Continued limitations under PURPA
FERC’s Oct. 21 order was a clear effort to give the states more leeway with respect to feed-in tariffs, and is more state friendly than FERC’s July 15 order. However, that leeway is still limited by necessary compliance with PURPA.
This limitation has three implications.
- The only resources that could be beneficiaries of such a feed-in tariff would be those that meet FERC’s definition of a QF, which encompasses certain cogeneration, renewable, geothermal, biomass, waste, and geothermal resources.
- Although the state will have a fair amount of discretion, the rate established for the tariff must have a demonstrable relationship to the costs a utility would avoid for that class of resources.
- This PURPA-type feed-in tariff may only be used where utilities remain under an obligation to purchase from QFs.
The Energy Policy Act of 2005 allowed utilities to end their mandatory purchase obligation under specific circumstances if the QFs in their area had access to competitive markets for their power. A number of utilities located within Regional Transmission Organizations with day-ahead markets have been relieved of their mandatory purchase obligation for QFs above 20 MW in size.
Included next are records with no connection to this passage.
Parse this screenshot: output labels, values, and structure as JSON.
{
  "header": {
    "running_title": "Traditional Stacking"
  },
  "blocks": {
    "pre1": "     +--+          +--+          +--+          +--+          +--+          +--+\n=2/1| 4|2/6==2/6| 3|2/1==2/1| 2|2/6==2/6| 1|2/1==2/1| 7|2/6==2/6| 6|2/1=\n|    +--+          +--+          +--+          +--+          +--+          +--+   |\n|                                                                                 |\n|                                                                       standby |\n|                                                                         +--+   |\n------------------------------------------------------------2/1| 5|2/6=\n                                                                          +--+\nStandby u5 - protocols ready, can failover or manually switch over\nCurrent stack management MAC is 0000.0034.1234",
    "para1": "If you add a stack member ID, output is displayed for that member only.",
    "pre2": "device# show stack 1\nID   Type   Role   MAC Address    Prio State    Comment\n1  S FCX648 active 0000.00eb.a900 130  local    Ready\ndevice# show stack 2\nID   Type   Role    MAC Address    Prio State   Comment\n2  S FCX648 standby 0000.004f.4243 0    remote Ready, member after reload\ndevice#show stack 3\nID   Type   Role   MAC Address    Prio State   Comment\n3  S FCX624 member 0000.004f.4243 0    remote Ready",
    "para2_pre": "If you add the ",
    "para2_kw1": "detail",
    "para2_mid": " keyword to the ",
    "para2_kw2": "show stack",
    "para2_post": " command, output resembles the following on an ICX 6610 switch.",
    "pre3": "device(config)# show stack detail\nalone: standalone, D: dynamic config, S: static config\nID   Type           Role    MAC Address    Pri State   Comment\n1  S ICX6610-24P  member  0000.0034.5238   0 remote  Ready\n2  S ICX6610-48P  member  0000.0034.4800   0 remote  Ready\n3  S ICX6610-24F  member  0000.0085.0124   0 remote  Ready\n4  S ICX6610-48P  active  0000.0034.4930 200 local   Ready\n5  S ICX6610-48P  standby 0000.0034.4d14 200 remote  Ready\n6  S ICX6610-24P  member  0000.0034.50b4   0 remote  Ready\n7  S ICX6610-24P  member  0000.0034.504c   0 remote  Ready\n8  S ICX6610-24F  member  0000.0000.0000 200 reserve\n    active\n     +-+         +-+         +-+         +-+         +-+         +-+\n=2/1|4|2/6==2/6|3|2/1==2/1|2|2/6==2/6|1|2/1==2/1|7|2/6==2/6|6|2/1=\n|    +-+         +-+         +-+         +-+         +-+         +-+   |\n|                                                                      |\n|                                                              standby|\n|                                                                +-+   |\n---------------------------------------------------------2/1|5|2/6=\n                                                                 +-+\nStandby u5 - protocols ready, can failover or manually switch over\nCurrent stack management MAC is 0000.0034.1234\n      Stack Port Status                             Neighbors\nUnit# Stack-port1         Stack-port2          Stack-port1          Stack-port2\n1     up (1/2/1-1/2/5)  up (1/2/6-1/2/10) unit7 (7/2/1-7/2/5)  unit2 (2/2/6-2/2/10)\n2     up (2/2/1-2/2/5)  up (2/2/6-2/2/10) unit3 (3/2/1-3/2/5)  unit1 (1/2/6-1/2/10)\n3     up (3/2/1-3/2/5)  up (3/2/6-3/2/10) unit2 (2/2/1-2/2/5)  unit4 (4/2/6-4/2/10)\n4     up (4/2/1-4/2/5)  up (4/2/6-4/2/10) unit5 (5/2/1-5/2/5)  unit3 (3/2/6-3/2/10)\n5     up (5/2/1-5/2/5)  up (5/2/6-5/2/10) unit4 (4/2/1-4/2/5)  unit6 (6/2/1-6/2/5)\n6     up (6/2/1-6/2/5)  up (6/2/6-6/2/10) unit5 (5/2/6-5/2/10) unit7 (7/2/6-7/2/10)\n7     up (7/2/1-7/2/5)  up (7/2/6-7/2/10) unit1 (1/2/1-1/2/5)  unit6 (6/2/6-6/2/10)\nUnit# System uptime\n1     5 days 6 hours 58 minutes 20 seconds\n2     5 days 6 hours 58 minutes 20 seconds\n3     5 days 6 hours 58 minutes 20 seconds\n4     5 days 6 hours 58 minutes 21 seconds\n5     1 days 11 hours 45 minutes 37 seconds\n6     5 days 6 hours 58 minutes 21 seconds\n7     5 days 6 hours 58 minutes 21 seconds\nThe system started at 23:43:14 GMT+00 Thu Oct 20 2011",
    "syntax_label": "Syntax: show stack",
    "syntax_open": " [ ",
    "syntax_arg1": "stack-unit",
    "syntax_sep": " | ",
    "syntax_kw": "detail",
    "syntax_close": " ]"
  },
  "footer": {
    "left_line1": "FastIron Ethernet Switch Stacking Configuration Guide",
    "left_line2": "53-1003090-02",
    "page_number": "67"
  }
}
Generally, there is a rebuttable presumption that QFs of 20 MW and smaller would remain subject to the mandatory purchase requirement even if the market criteria were met. Accordingly, most QFs of 20 MW and under would be potentially subject to a PURPA-type feed-in tariff, and larger QFs would be potentially subject if their utilities have not been relieved of the purchase obligation.
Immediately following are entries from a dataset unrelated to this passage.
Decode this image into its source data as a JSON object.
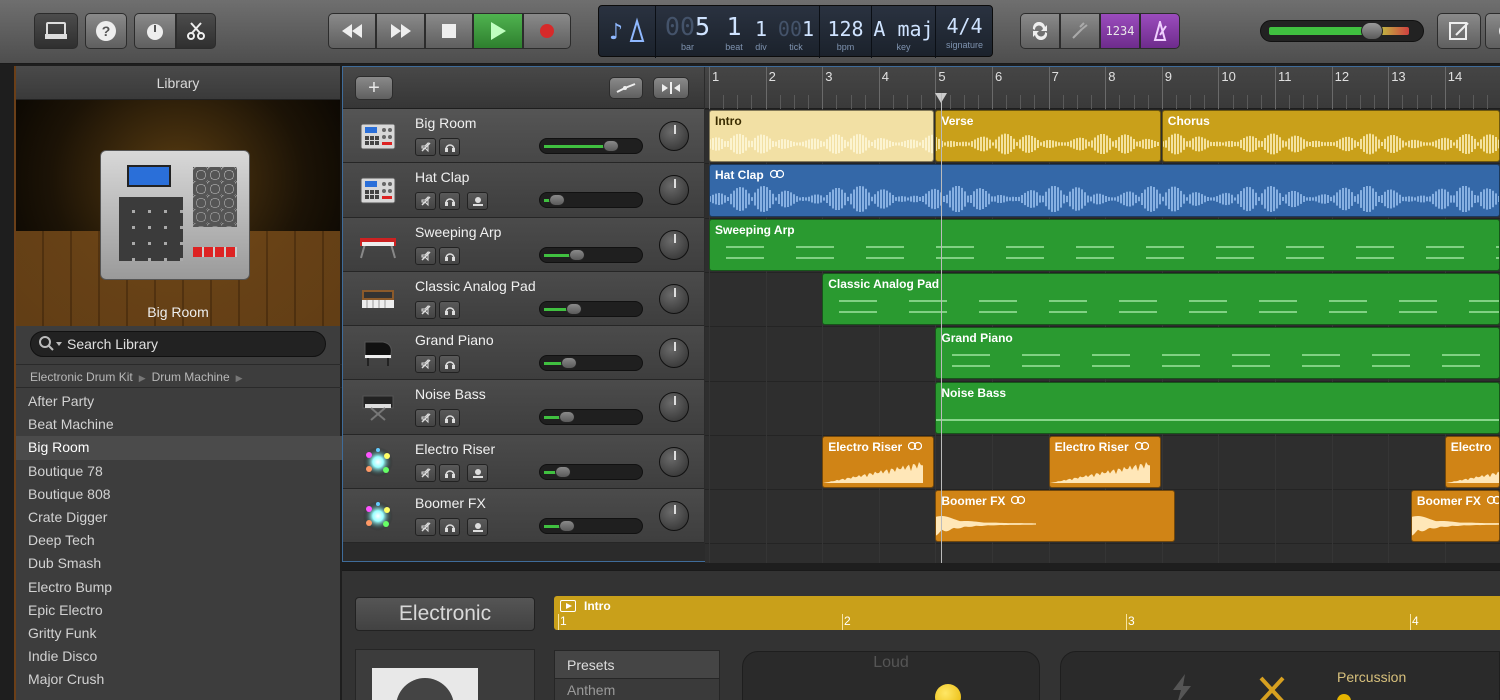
{
  "toolbar": {
    "lcd": {
      "bar": "5",
      "bar_label": "bar",
      "beat": "1",
      "beat_label": "beat",
      "div": "1",
      "div_label": "div",
      "tick": "1",
      "tick_label": "tick",
      "bpm": "128",
      "bpm_label": "bpm",
      "key": "A maj",
      "key_label": "key",
      "signature": "4/4",
      "signature_label": "signature"
    },
    "count_in_label": "1234",
    "colors": {
      "play": "#3a9a3a",
      "record": "#d62a2a",
      "count_in_bg": "#8a3aa8"
    }
  },
  "library": {
    "title": "Library",
    "preview_caption": "Big Room",
    "search_placeholder": "Search Library",
    "breadcrumb": [
      "Electronic Drum Kit",
      "Drum Machine"
    ],
    "items": [
      "After Party",
      "Beat Machine",
      "Big Room",
      "Boutique 78",
      "Boutique 808",
      "Crate Digger",
      "Deep Tech",
      "Dub Smash",
      "Electro Bump",
      "Epic Electro",
      "Gritty Funk",
      "Indie Disco",
      "Major Crush"
    ],
    "selected": "Big Room"
  },
  "tracks": [
    {
      "name": "Big Room",
      "icon": "drum-machine-icon",
      "volume": 0.72,
      "has_extra_btn": false
    },
    {
      "name": "Hat Clap",
      "icon": "drum-machine-icon",
      "volume": 0.16,
      "has_extra_btn": true
    },
    {
      "name": "Sweeping Arp",
      "icon": "synth-keyboard-icon",
      "volume": 0.36,
      "has_extra_btn": false
    },
    {
      "name": "Classic Analog Pad",
      "icon": "analog-synth-icon",
      "volume": 0.33,
      "has_extra_btn": false
    },
    {
      "name": "Grand Piano",
      "icon": "grand-piano-icon",
      "volume": 0.28,
      "has_extra_btn": false
    },
    {
      "name": "Noise Bass",
      "icon": "keyboard-stand-icon",
      "volume": 0.26,
      "has_extra_btn": false
    },
    {
      "name": "Electro Riser",
      "icon": "sparkle-fx-icon",
      "volume": 0.22,
      "has_extra_btn": true
    },
    {
      "name": "Boomer FX",
      "icon": "sparkle-fx-icon",
      "volume": 0.26,
      "has_extra_btn": true
    }
  ],
  "ruler": {
    "bars": [
      "1",
      "2",
      "3",
      "4",
      "5",
      "6",
      "7",
      "8",
      "9",
      "10",
      "11",
      "12",
      "13",
      "14"
    ]
  },
  "regions": {
    "intro": "Intro",
    "verse": "Verse",
    "chorus": "Chorus",
    "hat_clap": "Hat Clap",
    "sweeping_arp": "Sweeping Arp",
    "classic_analog_pad": "Classic Analog Pad",
    "grand_piano": "Grand Piano",
    "noise_bass": "Noise Bass",
    "electro_riser": "Electro Riser",
    "electro_riser_partial": "Electro",
    "boomer_fx": "Boomer FX"
  },
  "editor": {
    "style": "Electronic",
    "region_title": "Intro",
    "bars": [
      "1",
      "2",
      "3",
      "4"
    ],
    "presets_header": "Presets",
    "presets": [
      "Anthem"
    ],
    "xy_label": "Loud",
    "drum_label": "Percussion"
  }
}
Because FERC granted the CPUC the clarifications it requested, FERC did not address the CPUC’s alternative request for rehearing that argued that FERC was wrong in holding that feed-in tariffs outside of PURPA were pre-empted by federal law. Accordingly, this fundamental jurisdictional issue is not yet ripe for judicial review. For now, unless Congress enacts feed-in tariff legislation, feed-in tariffs in the United States will have to conform to the PURPA model as defined by FERC in this case.